The Likely Culprit Already Has a Name
Patch testing to confirm the exact allergen is still pending, but the most likely candidate is HEMA – 2-hydroxyethyl methacrylate – a chemical found in gel nail products, including the kind used in gel extensions and gel polish. HEMA is what helps the product bond to the nail. It is also a known sensitizer, meaning that repeated skin contact can eventually trigger an immune response even in people who have used the same product without issue for years. Four years of uneventful infills does not make a person immune to developing a sensitivity. If anything, prolonged exposure is exactly how sensitization tends to build.
The reaction I experienced – redness, cracking, persistent itch around the nail fold – is consistent with how HEMA contact dermatitis typically presents. The skin around the nail, not the nail itself, is where the chemical most often makes contact during application. Improper curing of gel products, where the lamp time is too short or the layer too thick, can leave uncured HEMA on the skin surface.
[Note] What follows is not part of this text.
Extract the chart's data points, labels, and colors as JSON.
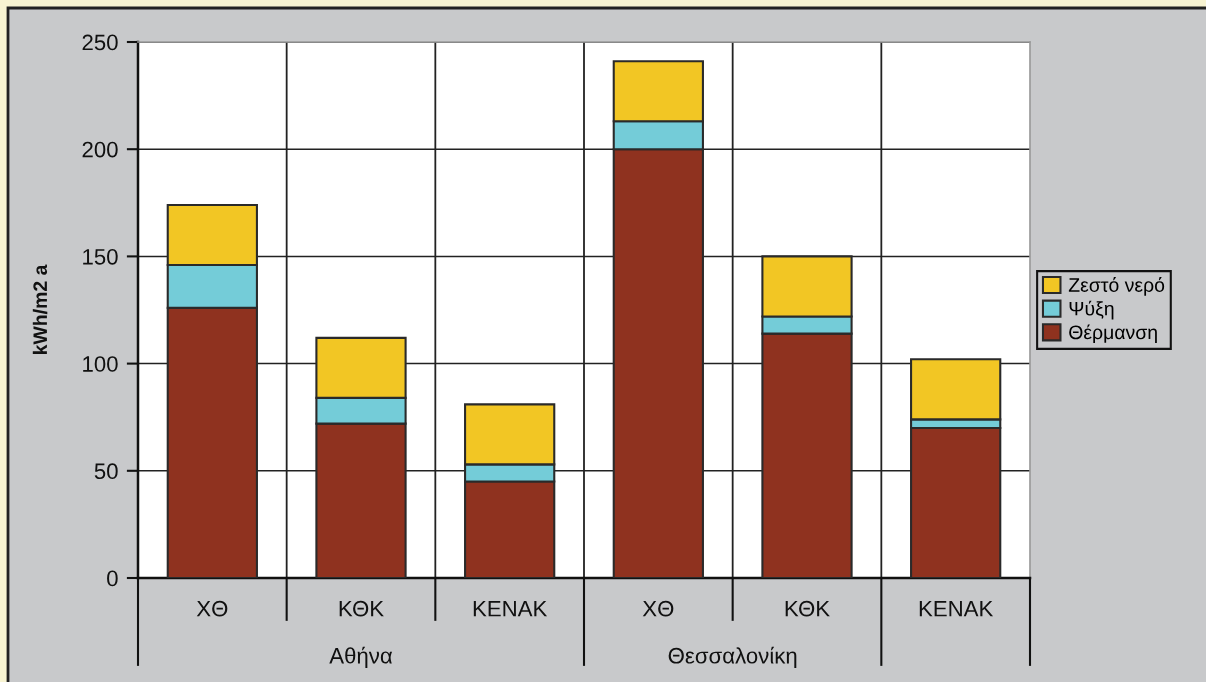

That residue is where the exposure happens.
Once someone becomes sensitized to HEMA, the sensitivity does not resolve. Continued exposure produces a faster and more intense reaction each time. The allergen also appears in some dental composite materials and certain medical adhesives, which means a HEMA allergy can extend beyond nail appointments into other healthcare situations. That is a piece of information worth having documented in a medical file. It is not information you can easily advocate for if your presenting complaint keeps getting reframed as a hygiene issue.
The pattern here is not subtle. A woman comes in with a visible, documented physical reaction that began after a specific event. She volunteers information that rules out the initial hypothesis – she has bitten her nails for years without incident. That information is set aside. She returns multiple times. The response remains lateral. Progress only happened when the case moved to a specialist, and even that required self-advocacy rather than a referral. Allergic contact dermatitis from nail products is not obscure. HEMA reactions in particular have been documented and flagged by dermatologists and allergy organizations. A patient presenting with periungual inflammation after gel nail exposure is not a medical mystery.

Why This Keeps Happening
There is a well-documented gap between how quickly women’s physical symptoms are taken seriously in primary care settings and how quickly the same symptoms are investigated in men. That gap has real consequences – delayed diagnoses, prolonged discomfort, and a gradual erosion of confidence in the patient’s own account of their body. When someone tells a doctor that something has changed, and the doctor’s response is to focus on a pre-existing habit that predates the change by years, the message received is clear: your read of your own experience is less reliable than my first impression.
I spent a honeymoon in one of the more extraordinary places on the planet thinking about the skin on my fingertips. I sat in a safari jeep attempting not to use my hands. I came home and had my nail-biting mentioned back to me across multiple appointments before anyone ordered a test. The patch results are still coming. Whatever they confirm, the dermatitis was real from day one – itching and cracking in the Okavango Delta, getting worse, waiting for someone to ask the right question.